The tour was sponsored by the Rainbow PUSH Coalition, the Virginia Legislative Black Caucus, the Virginia Conference of the NAACP, the New Virginia Majority and The Gary Flowers radio show.
Virginia and New Jersey are the only states holding gubernatorial elections in 2017. Rev. Jackson will be in New Jersey this week to register people to vote.
Rev. Jackson told his audiences at the University of Virginia in Charlottesville, Hampton University in Hampton, Friendship Baptist Church in Hopewell, the Lackey Free Clinic in Yorktown and at 17 other stops from Roanoke to Emporia to Arlington that the fight includes the fate of student loan debt relief, automatic voter registration legislation, the expansion of affordable health care and the triumph of science over superstition.

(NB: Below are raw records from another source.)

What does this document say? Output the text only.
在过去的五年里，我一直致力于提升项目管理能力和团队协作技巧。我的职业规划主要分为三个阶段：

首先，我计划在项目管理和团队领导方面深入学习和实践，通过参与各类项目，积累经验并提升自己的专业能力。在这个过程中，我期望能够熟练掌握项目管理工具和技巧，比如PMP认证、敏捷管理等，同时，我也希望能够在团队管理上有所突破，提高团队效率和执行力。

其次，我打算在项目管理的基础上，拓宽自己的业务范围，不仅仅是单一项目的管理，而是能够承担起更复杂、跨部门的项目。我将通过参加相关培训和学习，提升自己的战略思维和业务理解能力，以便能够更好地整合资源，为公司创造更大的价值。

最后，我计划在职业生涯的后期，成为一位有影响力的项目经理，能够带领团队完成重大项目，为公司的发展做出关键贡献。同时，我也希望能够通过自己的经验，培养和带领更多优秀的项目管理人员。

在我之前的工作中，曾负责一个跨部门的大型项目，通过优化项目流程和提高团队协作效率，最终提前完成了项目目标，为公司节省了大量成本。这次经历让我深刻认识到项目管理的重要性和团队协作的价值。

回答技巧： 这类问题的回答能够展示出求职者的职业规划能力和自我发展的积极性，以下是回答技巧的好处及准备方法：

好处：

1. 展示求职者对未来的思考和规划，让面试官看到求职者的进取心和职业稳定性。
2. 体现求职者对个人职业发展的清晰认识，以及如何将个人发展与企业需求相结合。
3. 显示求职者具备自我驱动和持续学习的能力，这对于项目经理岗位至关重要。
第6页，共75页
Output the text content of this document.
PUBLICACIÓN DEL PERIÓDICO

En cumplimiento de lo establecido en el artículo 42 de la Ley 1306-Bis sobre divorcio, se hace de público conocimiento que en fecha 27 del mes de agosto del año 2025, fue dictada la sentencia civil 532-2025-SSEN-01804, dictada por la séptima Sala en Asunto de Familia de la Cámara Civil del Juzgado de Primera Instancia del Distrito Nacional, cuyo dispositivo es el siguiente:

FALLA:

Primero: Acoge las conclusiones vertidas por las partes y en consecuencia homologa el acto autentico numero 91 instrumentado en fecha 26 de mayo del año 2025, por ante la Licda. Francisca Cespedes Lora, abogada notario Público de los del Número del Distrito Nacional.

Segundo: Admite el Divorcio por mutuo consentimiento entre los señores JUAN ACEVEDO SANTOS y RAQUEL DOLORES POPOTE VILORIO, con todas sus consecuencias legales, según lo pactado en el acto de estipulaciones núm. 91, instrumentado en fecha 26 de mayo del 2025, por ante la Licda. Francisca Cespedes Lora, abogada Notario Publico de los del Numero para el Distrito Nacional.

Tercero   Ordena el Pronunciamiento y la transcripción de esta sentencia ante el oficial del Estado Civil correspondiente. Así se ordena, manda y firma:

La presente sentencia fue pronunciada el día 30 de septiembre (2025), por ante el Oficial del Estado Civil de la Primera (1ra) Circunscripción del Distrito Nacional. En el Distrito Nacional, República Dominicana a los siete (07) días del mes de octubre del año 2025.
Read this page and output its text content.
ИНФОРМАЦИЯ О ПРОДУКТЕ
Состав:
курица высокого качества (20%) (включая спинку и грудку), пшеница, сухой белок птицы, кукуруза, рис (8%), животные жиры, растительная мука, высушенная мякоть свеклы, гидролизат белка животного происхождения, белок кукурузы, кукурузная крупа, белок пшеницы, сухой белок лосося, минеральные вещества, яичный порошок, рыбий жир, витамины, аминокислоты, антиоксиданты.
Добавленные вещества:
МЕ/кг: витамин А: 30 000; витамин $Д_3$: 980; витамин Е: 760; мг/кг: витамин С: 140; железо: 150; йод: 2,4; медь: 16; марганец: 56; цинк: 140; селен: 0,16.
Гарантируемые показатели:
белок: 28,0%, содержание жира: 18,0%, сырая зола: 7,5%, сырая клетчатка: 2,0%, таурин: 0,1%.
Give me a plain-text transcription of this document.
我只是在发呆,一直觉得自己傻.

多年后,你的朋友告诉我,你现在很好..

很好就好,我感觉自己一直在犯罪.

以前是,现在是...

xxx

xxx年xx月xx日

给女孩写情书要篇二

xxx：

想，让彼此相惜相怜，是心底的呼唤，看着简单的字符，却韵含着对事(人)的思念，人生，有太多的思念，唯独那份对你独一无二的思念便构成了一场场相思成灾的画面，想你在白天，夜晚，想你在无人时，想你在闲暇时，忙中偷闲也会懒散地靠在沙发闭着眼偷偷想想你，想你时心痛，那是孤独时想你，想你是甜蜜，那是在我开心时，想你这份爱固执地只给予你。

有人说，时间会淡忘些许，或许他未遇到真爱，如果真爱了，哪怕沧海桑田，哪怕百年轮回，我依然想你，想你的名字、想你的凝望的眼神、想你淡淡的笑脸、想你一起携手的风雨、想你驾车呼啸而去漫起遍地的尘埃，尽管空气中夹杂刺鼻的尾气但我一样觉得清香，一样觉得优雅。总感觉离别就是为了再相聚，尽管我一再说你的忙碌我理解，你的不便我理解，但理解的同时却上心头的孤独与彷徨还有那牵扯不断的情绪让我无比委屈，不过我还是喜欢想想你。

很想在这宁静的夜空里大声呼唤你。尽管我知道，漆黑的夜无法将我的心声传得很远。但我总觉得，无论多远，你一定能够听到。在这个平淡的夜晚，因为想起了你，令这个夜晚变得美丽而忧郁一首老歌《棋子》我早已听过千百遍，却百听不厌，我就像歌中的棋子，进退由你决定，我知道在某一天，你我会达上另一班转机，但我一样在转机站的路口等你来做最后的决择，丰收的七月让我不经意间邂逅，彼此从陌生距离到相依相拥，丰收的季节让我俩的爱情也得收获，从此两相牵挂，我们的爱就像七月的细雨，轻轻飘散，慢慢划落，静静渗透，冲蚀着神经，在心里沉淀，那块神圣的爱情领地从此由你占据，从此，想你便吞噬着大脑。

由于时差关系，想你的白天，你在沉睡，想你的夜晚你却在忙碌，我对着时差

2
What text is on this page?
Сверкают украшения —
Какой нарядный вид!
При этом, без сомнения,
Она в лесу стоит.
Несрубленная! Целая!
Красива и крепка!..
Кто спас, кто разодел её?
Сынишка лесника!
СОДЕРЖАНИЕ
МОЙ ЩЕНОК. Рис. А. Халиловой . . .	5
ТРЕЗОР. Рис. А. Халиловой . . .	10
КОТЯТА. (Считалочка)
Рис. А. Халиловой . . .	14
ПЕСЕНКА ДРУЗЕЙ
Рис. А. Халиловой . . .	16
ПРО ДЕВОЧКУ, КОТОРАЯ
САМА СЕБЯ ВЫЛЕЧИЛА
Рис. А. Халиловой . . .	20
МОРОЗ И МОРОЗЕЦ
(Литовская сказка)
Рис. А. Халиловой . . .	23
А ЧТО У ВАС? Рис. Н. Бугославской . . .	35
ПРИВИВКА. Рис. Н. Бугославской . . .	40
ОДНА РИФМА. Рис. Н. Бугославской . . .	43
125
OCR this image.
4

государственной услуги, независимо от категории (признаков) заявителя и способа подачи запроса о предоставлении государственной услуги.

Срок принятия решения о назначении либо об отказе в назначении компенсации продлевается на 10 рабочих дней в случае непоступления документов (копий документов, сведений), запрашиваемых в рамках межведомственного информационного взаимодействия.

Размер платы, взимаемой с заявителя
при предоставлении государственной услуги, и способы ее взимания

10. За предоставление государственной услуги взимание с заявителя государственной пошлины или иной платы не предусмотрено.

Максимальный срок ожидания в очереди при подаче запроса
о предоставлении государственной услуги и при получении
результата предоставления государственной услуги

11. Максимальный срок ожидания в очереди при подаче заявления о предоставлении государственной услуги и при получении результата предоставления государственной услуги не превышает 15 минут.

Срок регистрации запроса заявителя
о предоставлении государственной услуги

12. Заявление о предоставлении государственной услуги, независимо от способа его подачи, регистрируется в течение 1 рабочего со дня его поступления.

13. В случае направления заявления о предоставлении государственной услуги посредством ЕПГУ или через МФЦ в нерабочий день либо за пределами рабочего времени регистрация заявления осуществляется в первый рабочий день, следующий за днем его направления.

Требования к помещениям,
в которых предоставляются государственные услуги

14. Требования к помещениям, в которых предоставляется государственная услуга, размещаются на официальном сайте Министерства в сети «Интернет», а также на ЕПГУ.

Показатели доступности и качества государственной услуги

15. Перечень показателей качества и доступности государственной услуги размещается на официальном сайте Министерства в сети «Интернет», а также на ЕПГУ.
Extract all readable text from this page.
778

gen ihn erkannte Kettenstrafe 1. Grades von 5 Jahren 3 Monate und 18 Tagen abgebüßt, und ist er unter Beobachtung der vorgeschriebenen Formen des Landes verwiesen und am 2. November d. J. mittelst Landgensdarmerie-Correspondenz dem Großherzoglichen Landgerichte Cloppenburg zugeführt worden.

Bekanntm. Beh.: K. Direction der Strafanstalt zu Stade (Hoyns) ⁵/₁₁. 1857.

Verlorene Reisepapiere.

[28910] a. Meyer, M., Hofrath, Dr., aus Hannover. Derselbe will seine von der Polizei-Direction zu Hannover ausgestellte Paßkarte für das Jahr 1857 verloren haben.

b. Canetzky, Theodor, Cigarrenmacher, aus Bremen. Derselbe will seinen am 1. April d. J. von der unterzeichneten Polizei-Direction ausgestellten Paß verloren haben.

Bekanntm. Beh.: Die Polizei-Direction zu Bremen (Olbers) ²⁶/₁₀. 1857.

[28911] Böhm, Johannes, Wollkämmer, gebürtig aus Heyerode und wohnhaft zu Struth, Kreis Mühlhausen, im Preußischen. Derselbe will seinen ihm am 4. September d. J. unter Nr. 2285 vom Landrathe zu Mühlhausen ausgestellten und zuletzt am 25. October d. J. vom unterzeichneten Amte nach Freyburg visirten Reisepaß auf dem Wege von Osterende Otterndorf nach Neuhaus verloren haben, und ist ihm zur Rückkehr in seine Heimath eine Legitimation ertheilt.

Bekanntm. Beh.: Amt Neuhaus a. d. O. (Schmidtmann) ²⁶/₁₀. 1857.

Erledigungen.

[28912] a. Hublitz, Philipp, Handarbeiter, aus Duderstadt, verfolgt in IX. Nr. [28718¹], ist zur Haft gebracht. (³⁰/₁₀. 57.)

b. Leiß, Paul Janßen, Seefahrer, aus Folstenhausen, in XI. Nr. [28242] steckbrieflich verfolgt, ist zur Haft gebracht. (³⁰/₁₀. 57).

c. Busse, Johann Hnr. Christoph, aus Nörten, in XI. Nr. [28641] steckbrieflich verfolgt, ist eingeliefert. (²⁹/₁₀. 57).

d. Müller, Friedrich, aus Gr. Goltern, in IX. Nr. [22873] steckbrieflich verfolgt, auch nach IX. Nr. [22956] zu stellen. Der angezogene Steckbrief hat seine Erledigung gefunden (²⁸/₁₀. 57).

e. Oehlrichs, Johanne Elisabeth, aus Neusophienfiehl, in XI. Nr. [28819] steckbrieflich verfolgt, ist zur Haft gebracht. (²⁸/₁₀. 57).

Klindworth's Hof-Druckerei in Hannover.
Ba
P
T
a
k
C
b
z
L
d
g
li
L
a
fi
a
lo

“We must take a renewed look at climate change,” he says. “We must choose science over superstition.”
Dozens of students – black, white and brown – answered Rev. Jackson’s call Monday to “come on down” and register to vote during the tour stop at Roanoke College on September 18. Olivia Camillo, a 19-year-old Roanoke sophomore from Atlanta, said she registered after being moved by Rev. Jackson’s words about the power of the vote to transform the country and as an antidote to the hate and murderous racism on display in nearby Charlottesville in August.
“I really liked what Rev. Jackson said about how ‘We should look through a door and not a keyhole,’” she said. “A lot of people are really near sighted and don’t see the future.”
Rev. Jackson was accompanied to Roanoke College by State Delegate Sam Rasoul who described their visit as a “black Baptist preacher and a Muslim legislator walk into a Lutheran college to talk about inclusion.”
Bringing people together across lines of race, class and faith is the best way to heal and rebuild the nation was a major part of Rev. Jackson’s message as he traveled the commonwealth.
“If lions and lambs can learn to live together,” as the Bible says, “then black and white can,” Rev. Jackson told a packed auditorium at Randolph College.
“That’s right, sir,” a woman in the audience called out.
“We must learn to co-exist and not co-annihilate,” he said.
A few minutes later, a couple dozen students made their way to the front of the auditorium to register to vote.